I think there's a similar effect here. There was no downside for TechCrunch40's presenting companies; if they gave a lousy presentation, all they wasted was the audience's time. One of the best-received startups was MusicShake. Note that MusicShake is based in South Korea, which means that its founders flew across the Pacific to make their debut, at considerable expense. They may not have paid Calacanis and Arrington anything, but unlike most of their peers, they actually had skin in the game.

Contrast that to the sloppy demos given by some Bay Area startuppers who only had to roll out of bed to get there — and looked like they just had.

By contrast, every company at Demo had some money at stake. It might not have been a big risk, but it was enough to make them take the event seriously. Shipley told me earlier this week:

Demo is involved in helping companies launch their products, and there are costs associated with that. That doesn't remove the hurdle of qualifying and being selected to participate. The fee is a commitment for a small company. It does signal a seriousness of intent — it is a bit of a bar for a company, and if you're able to clear that hurdle, that means that there's more at stake and the company is perhaps more viable.
Exactly right, of course. (More's the pity for the companies that tried to two-time Demo and got kicked out.)

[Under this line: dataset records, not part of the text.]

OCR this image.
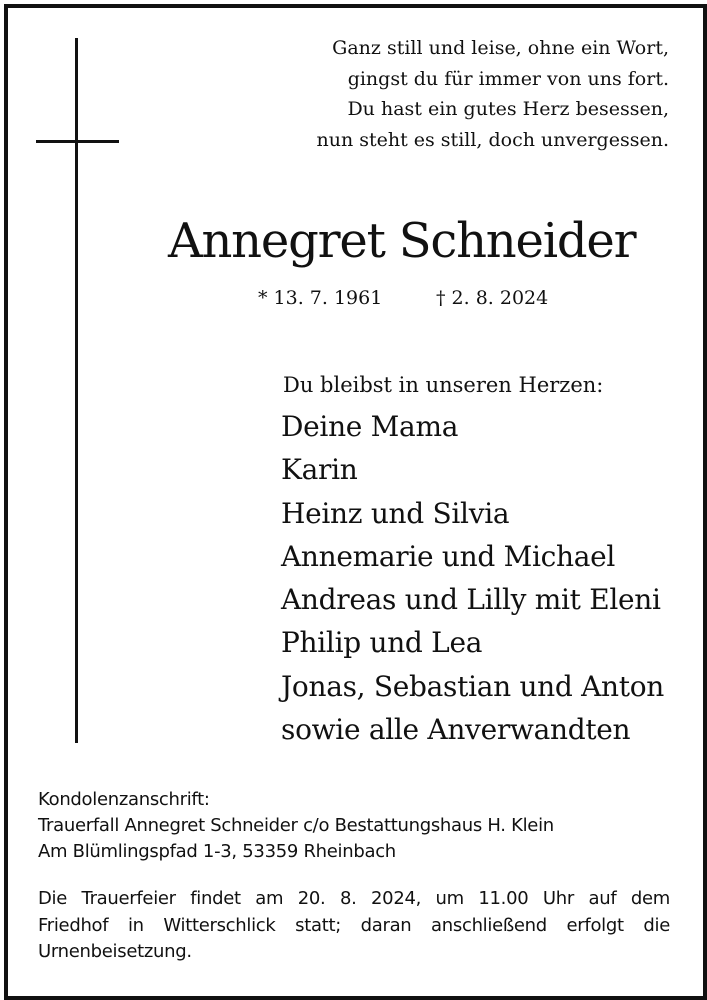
Ganz still und leise, ohne ein Wort,
gingst du für immer von uns fort.
Du hast ein gutes Herz besessen,
nun steht es still, doch unvergessen.
Annegret Schneider
* 13. 7. 1961	† 2. 8. 2024
Du bleibst in unseren Herzen:
Deine Mama
Karin
Heinz und Silvia
Annemarie und Michael
Andreas und Lilly mit Eleni
Philip und Lea
Jonas, Sebastian und Anton
sowie alle Anverwandten
Kondolenzanschrift:
Trauerfall Annegret Schneider c/o Bestattungshaus H. Klein
Am Blümlingspfad 1-3, 53359 Rheinbach
Die Trauerfeier findet am 20. 8. 2024, um 11.00 Uhr auf dem
Friedhof in Witterschlick statt; daran anschließend erfolgt die
Urnenbeisetzung.
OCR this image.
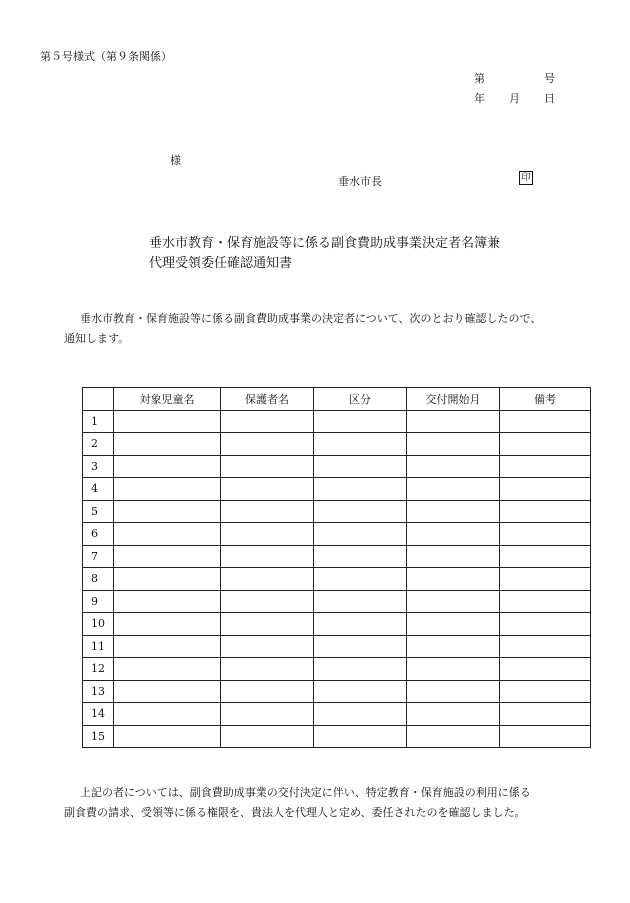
第５号様式（第９条関係）
第	号
年 月 日
様
垂水市長	印
垂水市教育・保育施設等に係る副食費助成事業決定者名簿兼
代理受領委任確認通知書
垂水市教育・保育施設等に係る副食費助成事業の決定者について、次のとおり確認したので、
通知します。
	対象児童名	保護者名	区分	交付開始月	備考
1					
2					
3					
4					
5					
6					
7					
8					
9					
10					
11					
12					
13					
14					
15					
上記の者については、副食費助成事業の交付決定に伴い、特定教育・保育施設の利用に係る
副食費の請求、受領等に係る権限を、貴法人を代理人と定め、委任されたのを確認しました。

The irony is that when I reported that DemoPit, TechCrunch40's for-pay sideshow that required startups to buy a ticket to the event, Calacanis blusteringly defended his event along much the same lines as Shipley, citing the costs of putting it on. Of course. But by making startups share those costs, Shipley is putting the invisible hand of capitalism to work as a useful sorting function. You know her companies won't waste your time. Why? They have money on the line.